The teacher's dream: his own private broom cupboard
My colleagues imagine ownership of what is in fact school property. Of course, you're nobody in the pecking order if you haven't requisitioned a broom cupboard as your personal office. And if you haven't got one, then you'd better start offering bribes to share with someone, as if you were bidding to host a World Cup.
Teachers will resort to sabotage and hiring creative architects just to get somewhere to hide from the deputy principal (that peculiar lackey whose only 'friend' is the principal) where they can take a snort of Jameson in private before having to face the second years.
Some of my colleagues have up till now kept the whereabouts of their oubliette secret just to avoid that unwelcome knock on the staff-room door.
There is always a teacher who, pausing from drinking his tea, hisses: "Who the hell is that? I thought we were granted the right of sanctuary in this place?" and there is another who simply shouts "f- off!" at the door.
Yes, kids, you might have a crushing headache and need to get permission from Mr Shine to go home early, you might even track him down during the 11 o'clock break and, sure, you actually believe that you can see him over there in the corner drinking out of that Liverpool mug that no one in their right senses would touch, but the teacher who has opened the door knows the code of behaviour.
He will blatantly lie and tell you that he's not there. He's probably doing yard supervision -- go on out and look for him and you know what, the fresh air will get rid of that headache. Slam.
If Mr Shine doesn't lobby hard or debase himself with another member of staff and get 'his' office, pupils will be able to track him, as easy as E-coli in a dodgy cucumber.
Once ensconced in his cave, he can make sure nobody else gets to use school property that he has purloined.

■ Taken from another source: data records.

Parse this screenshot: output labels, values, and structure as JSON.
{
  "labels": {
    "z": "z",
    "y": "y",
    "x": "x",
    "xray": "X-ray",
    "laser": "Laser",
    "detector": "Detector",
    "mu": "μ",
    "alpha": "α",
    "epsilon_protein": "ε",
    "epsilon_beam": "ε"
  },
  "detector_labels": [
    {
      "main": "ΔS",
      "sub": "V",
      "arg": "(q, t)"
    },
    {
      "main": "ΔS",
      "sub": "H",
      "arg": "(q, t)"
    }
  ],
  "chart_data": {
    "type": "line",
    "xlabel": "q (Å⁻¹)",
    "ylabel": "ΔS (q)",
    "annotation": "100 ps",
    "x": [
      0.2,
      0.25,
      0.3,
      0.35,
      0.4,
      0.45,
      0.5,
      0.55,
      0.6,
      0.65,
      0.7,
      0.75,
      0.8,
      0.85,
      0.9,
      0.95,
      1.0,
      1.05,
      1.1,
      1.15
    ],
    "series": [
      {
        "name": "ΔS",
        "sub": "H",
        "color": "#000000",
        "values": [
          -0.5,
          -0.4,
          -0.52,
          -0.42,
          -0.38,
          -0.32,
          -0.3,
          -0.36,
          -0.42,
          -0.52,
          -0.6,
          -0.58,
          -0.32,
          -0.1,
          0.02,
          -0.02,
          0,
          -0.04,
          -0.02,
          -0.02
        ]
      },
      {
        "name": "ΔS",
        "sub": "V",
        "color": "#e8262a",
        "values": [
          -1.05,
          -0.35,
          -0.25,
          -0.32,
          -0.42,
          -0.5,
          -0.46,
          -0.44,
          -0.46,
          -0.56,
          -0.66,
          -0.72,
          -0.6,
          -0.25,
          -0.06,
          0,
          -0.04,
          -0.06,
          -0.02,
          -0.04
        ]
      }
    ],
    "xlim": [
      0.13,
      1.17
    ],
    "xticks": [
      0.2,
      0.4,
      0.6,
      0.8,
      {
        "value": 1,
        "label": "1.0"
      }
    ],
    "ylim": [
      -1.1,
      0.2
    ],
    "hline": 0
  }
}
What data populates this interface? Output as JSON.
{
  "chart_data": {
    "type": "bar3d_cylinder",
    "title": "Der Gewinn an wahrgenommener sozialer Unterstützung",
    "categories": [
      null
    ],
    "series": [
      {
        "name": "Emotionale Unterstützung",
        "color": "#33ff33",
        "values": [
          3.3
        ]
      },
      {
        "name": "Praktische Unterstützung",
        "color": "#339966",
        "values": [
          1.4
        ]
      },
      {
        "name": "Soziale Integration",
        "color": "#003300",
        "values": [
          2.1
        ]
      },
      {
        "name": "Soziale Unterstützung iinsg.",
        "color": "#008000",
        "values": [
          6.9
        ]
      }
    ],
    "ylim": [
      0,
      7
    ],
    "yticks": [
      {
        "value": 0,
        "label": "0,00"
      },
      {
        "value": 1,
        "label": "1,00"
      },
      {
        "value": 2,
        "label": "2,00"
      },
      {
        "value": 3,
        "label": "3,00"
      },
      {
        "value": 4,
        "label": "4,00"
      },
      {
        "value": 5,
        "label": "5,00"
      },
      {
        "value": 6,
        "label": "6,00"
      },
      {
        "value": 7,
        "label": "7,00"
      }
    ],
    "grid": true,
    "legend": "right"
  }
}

He's got the CD player from the language department, the filing cabinet stuffed with boxes of sought-after whiteboard markers, the laptops that were re-routed by the shady Windsor boys ('€50 will do, Sorr') on the way to the non-existent new students with special needs, and the DVD player that actually belongs to him because the principal wouldn't sign off on the €49.
It all starts low scale with pigeon holes. At the end of my first week, I noticed one labelled with the name of the priest who had done religion in my Dip class. Great, I thought to myself, I'll stick my teabags in there.
Suddenly I was surrounded by colleagues, with a snarling woodwork teacher at their head.
"That's not yours. You're not staying. That belongs to Father Feeley!" I looked up at his face, implausibly contorted with malice. Nobody was ready to defend me.
"Father Feeley's not coming back," I announced. "He might," snapped the Woodmaster.
"Unlikely," I replied. "I was at his wedding last weekend."